Manual recovery of BPEL process does not look like a trivial job at all.
And the BPEL Console for manual recovery does do seem to reveal a lot of information as to which process corresponds to which instance of BPEL process in the first glance.
Why do instances end up in manual recovery?
Well this is to do with how BPEL engine handles in coming messages.
BPEL delivery service does 2 things
- Use JMS to register message to be processed
- Save message in dehydration store
And when the instance is complete the dehydration stores goes to HANDLED state.
If the server shuts down or crashes or engine times out and comes back unable to find the JMS message as it might be already consumed.
What does Manual Recovery show?
Manual recovery shows all instances that are in UNRESOLVED state.
So it would also show instance going from UNRESOLVED to HANDLED states in dehydration store. But are not yet marked as HANDLED.
From what I have seen in production box, a lot of instances come into manual recovery and disappear in a short while.
Should I recover everything that I see in Manual Recovery?
One should not recover every message that you see in manual recovery.
Some of these could be genuine messages that are in flight.
Recover only those messages that are in manual recovery for at least a duration of X which is larger than expected in that particular enterprise system.

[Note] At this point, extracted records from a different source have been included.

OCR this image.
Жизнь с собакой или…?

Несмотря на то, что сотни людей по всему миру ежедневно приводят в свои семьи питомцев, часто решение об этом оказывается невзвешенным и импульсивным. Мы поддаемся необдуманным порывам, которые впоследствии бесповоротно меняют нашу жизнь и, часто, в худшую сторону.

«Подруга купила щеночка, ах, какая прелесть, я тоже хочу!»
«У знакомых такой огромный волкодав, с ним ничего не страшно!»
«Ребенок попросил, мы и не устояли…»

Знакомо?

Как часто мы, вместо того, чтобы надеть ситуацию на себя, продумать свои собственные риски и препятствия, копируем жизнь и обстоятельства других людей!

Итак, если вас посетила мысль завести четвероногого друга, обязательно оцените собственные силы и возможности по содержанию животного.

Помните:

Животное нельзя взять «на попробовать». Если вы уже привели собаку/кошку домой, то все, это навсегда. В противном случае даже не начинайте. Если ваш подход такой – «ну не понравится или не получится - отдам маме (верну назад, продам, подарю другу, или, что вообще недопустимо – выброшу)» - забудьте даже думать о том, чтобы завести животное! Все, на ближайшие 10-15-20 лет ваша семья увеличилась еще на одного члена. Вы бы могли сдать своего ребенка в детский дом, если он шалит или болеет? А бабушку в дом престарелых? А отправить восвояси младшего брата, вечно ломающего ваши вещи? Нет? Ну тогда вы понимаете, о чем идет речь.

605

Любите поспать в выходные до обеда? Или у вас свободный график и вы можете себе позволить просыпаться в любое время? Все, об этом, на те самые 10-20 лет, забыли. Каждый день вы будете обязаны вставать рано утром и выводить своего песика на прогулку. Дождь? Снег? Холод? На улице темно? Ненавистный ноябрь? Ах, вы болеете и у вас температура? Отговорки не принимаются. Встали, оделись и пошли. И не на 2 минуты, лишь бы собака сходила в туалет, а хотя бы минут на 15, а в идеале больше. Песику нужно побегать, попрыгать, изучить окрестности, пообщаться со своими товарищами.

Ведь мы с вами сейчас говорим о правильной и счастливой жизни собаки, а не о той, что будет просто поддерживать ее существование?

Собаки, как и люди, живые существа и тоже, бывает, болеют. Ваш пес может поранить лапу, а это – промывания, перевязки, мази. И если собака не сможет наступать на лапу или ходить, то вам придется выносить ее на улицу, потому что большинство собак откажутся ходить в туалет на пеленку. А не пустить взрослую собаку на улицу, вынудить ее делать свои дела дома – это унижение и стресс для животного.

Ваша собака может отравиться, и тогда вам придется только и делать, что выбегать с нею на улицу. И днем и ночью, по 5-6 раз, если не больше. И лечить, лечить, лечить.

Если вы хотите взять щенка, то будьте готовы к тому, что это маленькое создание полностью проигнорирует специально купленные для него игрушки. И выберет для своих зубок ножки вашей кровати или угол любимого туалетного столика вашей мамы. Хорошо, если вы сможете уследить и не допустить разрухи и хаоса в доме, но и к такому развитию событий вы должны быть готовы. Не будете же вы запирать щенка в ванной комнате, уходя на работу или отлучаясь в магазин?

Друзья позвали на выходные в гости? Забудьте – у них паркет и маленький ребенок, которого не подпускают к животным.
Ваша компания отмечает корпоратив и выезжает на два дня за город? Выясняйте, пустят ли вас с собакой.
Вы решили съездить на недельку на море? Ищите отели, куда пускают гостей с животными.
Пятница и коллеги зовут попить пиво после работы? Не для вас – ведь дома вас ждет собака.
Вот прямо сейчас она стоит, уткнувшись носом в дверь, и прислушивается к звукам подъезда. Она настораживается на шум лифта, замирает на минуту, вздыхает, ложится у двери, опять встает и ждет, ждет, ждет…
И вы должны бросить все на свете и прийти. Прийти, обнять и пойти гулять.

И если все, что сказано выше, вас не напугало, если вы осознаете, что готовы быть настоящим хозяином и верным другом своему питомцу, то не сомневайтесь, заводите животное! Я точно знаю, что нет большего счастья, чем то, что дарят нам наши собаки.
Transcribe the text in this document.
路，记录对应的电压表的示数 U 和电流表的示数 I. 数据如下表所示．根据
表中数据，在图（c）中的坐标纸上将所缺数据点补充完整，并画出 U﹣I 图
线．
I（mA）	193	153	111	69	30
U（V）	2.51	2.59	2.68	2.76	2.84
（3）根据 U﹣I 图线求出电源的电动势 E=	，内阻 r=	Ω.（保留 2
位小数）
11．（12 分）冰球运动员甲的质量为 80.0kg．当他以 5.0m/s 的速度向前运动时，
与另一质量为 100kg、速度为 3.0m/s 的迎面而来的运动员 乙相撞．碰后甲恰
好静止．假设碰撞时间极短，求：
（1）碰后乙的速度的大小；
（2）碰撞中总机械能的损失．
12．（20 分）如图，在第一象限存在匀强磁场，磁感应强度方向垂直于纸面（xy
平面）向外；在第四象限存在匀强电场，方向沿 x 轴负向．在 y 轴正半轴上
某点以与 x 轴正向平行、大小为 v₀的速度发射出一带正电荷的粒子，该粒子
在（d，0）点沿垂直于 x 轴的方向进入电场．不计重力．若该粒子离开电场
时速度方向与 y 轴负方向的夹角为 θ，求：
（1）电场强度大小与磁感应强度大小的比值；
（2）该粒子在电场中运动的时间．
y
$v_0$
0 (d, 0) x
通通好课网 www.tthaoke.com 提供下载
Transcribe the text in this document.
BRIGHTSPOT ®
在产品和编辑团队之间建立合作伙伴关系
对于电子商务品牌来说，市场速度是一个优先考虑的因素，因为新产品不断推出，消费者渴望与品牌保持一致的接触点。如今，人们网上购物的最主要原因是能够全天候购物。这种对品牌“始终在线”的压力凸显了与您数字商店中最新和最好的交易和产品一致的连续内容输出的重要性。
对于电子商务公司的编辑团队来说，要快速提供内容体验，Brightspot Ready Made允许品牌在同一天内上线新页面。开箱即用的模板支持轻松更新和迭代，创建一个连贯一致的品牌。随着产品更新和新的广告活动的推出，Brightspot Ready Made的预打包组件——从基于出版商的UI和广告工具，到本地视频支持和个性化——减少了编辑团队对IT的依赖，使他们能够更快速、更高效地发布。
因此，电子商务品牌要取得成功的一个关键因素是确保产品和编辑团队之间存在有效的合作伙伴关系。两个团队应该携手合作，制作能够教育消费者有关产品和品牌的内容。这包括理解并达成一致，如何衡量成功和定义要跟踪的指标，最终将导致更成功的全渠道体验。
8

What and where do you recover?
Well when you look at the manual recovery area there are 3 different tabs that you generally see in the BPEL console. Most often you would only recover from the first 2 that are represented invoke and callbacks.
Generally I use the instance ID of the BPEL process to identify manual recovery instance corresponds to which BPEL instance.
If there are instances in staled state in BPEL, there there would be a correspoonding manual recovery process instance.
This manualt recovery instance conversation ID will have also contain the instance ID of the BPEL process along with other information with which the conversation Id is build.
What if there is no instance ID but some thing like MD5{xyz...}
These are messages for which instances are not yet created. Can be safely recovered.